Provincial ANC spokesperson Cameron Dugmore said: “We will also be seeking a meeting with the Phyllis Jowell Day School, to request them, in the public interest and in support of social housing for the domestic workers of Sea Point and others, to withdraw from the sale.”

The sale of the property was initially halted in May after activists from Reclaim the City and Ndifuna Ukwazi petitioned the Western Cape High Court to intervene. The public participation process, as ordered by the court, concluded last month.

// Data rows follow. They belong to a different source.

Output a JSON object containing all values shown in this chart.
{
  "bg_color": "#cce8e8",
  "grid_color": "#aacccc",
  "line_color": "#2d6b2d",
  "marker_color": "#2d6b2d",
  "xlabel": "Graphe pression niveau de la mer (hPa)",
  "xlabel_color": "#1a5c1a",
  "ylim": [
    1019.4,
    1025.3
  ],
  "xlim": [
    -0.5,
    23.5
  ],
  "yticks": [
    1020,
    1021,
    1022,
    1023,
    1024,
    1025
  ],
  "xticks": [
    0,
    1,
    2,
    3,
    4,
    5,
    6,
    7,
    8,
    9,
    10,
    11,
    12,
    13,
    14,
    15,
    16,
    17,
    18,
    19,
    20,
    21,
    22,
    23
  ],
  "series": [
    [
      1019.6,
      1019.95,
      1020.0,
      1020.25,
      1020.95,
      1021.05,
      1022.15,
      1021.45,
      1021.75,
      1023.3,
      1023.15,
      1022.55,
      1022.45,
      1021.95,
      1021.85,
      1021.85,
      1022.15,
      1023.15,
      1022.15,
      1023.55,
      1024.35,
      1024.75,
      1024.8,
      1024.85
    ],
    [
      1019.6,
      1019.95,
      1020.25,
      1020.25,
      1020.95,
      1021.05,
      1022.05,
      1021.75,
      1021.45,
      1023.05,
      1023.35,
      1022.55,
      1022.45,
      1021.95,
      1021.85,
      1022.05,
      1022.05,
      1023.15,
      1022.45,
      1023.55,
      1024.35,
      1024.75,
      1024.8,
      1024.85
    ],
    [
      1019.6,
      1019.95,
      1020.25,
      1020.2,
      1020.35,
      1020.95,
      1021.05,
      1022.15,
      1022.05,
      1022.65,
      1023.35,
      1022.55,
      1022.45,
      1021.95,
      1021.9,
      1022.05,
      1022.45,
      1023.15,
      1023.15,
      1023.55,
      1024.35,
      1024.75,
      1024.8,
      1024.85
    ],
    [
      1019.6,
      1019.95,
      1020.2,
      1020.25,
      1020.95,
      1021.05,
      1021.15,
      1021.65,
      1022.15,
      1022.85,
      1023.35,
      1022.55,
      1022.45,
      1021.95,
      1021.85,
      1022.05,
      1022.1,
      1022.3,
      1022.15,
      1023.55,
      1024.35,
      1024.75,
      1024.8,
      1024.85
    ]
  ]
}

Premier Helen Zille’s spokesperson, Michael Mpofu, said the cabinet resolved that the Tafelberg site was “not ideally suited to affordable housing, especially as the state subsidy cannot be utilised there under current national policy”.

Mpofu said “all relevant factors” were considered, including the constitution and “revenue raising measures currently placed on provinces”.

As possible alternatives, the provincial government announced two sites that it said would be earmarked to include affordable housing. Mpofu said the cabinet had issued an instruction for affordable housing to be included as a condition in the release of the Helen Bowden Nurses Home property, situated near the V&A Waterfront.

The Woodstock Hospital site was the other piece of property which would be enlisted.

“With this decision, Premier Helen Zille’s government has missed a critical opportunity to commit to build affordable housing in the Cape Town inner city... They have shown a deep contempt for the principle of using public land to reverse apartheid spatial planning,” Knoetze said.